Content note: racism, micro-aggressions, racial slurs

"I and many peers experienced significant discomfort and racially-charged microaggressions throughout school, and I am writing to bring these to your attention."Malinda Prud'homme

Dear Headmaster,

I was a mixed-race student, half English and half Indian, at your school. I write to you during a huge moment for racial justice focussed on black lives and police brutality. While these experiences are more urgent and incomparable to my own interactions with racism, they have created a space for reflection and discussion with fellow school alumni of colour. 

To preface this letter, I’d like to acknowledge that overall my time at school was positive, aided by dedicated teachers and classmates who were primarily supportive and enthusiastic. However, I can only speak from my own experiences, and I was lucky; others have suffered far more. Systemic racism is bred in institutions such as the school, so it is here where it must be confronted.

For me, there was a distinct sense of not-belonging. It seemed that white students had a fixation on race, especially when we were younger. Racist language and jokes were not only bandied about, but defended, and some teachers were involved too. Another mixed-race student informed me that he would look forward to parent’s evening, when his teachers would see that his mother was white and start to respect him more. Personally, I will never forget when, after I won a UK politics quiz, another student loudly complained that I “was not even British”, and my form tutor uncomfortably changed the subject. Here, I was publicly insulted, and the actions of the perpetrator were sanctioned by the authority-figure. What message did that send to my classmates?

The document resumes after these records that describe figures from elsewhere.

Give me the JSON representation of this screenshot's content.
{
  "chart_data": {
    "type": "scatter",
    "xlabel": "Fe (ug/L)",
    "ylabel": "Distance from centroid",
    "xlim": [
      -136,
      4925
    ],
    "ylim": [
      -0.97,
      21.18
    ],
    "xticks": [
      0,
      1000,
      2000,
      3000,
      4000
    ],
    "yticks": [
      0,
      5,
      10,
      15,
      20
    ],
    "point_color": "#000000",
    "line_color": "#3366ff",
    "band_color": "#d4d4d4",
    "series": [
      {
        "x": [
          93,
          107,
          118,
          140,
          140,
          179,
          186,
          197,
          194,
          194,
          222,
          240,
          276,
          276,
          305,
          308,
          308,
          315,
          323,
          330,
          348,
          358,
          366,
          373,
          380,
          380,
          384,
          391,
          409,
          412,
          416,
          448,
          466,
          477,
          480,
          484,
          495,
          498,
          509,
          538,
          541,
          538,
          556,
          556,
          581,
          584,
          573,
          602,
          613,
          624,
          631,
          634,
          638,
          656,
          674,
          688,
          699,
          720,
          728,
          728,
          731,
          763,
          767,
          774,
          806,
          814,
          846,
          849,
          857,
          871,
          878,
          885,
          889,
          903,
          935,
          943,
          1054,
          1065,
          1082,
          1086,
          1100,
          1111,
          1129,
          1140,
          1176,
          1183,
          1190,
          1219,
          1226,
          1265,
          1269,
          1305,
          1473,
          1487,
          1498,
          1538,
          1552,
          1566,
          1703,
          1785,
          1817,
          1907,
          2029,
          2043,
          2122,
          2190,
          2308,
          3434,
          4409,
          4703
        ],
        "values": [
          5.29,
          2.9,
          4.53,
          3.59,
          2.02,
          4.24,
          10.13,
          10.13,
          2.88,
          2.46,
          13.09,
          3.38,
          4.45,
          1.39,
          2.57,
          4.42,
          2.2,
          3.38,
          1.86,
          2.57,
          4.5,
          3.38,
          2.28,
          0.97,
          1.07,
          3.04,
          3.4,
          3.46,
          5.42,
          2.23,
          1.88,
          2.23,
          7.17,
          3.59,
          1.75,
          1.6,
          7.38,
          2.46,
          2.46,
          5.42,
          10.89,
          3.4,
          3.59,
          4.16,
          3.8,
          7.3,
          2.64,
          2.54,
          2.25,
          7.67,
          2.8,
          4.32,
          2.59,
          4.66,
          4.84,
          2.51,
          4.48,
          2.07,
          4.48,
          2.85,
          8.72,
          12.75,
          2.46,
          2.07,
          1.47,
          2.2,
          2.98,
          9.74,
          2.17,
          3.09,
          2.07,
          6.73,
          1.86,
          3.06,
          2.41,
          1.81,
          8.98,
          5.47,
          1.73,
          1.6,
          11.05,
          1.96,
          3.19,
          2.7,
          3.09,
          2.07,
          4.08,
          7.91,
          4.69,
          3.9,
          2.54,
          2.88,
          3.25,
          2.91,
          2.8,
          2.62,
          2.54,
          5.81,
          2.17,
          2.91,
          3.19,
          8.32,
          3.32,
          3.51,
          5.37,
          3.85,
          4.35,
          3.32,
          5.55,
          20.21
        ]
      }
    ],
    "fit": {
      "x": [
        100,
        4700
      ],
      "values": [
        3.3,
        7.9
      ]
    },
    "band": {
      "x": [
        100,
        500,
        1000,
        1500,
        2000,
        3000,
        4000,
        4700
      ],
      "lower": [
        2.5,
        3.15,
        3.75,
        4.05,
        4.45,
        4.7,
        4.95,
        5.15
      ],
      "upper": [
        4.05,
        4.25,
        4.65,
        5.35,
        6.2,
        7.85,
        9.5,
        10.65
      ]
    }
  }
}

I also remember having to argue to a friend that the word P*ki was racist; her refusal to accept that it was far more than a mere abbreviation (like the word ‘Aussie’) not only frustrated me, but undermined my experience - my discomfort was insufficient to convince her that she was wrong. My brother also had to argue the same to a class of 30 other students. It should not fall to people of colour to endure this language and to have to educate white people, especially in an institution designed to do precisely that.

These are overt and memorable, but smaller-scale microaggressions shaped my school experience too. My diverse school-bus, travelling out of London, was carelessly labelled “the brown bus”. To have my oasis of acceptance dismissed in such a way reinforced the thematic message of adolescence that is amplified for minorities: ‘you do not belong’. The bus literally ‘took us back to where we came from’ at the end of each day, and I remember feeling happy when my white friends would travel back to mine on it - for one hour they’d be the odd one out, and feel how I did all day, every day.

“I recall enduring a Geography lesson on the merits of colonialism.”

Additionally, I am aware that teachers put a lot of thought into their curriculums, and ‘inclusion’ is at the top of their agenda. But this needs to be enabled by institutions. I recall enduring a Geography lesson on the merits of colonialism. The language to defend my Indian cultural history was never taught to me, and, having not been given to tools to articulate myself, I could only watch as my white counterparts were taught about India’s amazing, British-built railways.

Your school is successful because it has many economically privileged students. But most of the students also have white privilege that they were never educated about. I hope you can recognise that these actions I have outlined above are not hateful but are racist in their ignorance. Their cumulative effect was powerful enough to marr the memories I hold of my formative years, despite the fact I had many great experiences too.

I know that you are committed to equality, but please ensure that your words translate to action. I am writing to articulate my own experience and implore your staff to do better. They should be confident in sticking up for students of colour and given the right tools to do so; for me, it was when people in authority remained silent that feelings of otherness were most deeply enforced. These conversations are awkward to have, but I emphasise that language needs to be utilised and understood properly if any change is to come about. The above examples are only a few out of many stories that I have – but the most shocking are ones regarding slurs. Staff need to have a zero-tolerance stance when it comes to such overtly offensive language.


Mountain View

Through the Looking Glass: hair and my racial identity

I do not purport to be a universal voice on this. However, I hope you do not dismiss my experiences as ones that are inevitable as a minority; it has taken me years to not do this myself. I truly believe that our society can improve and that schools are a fantastic place to start.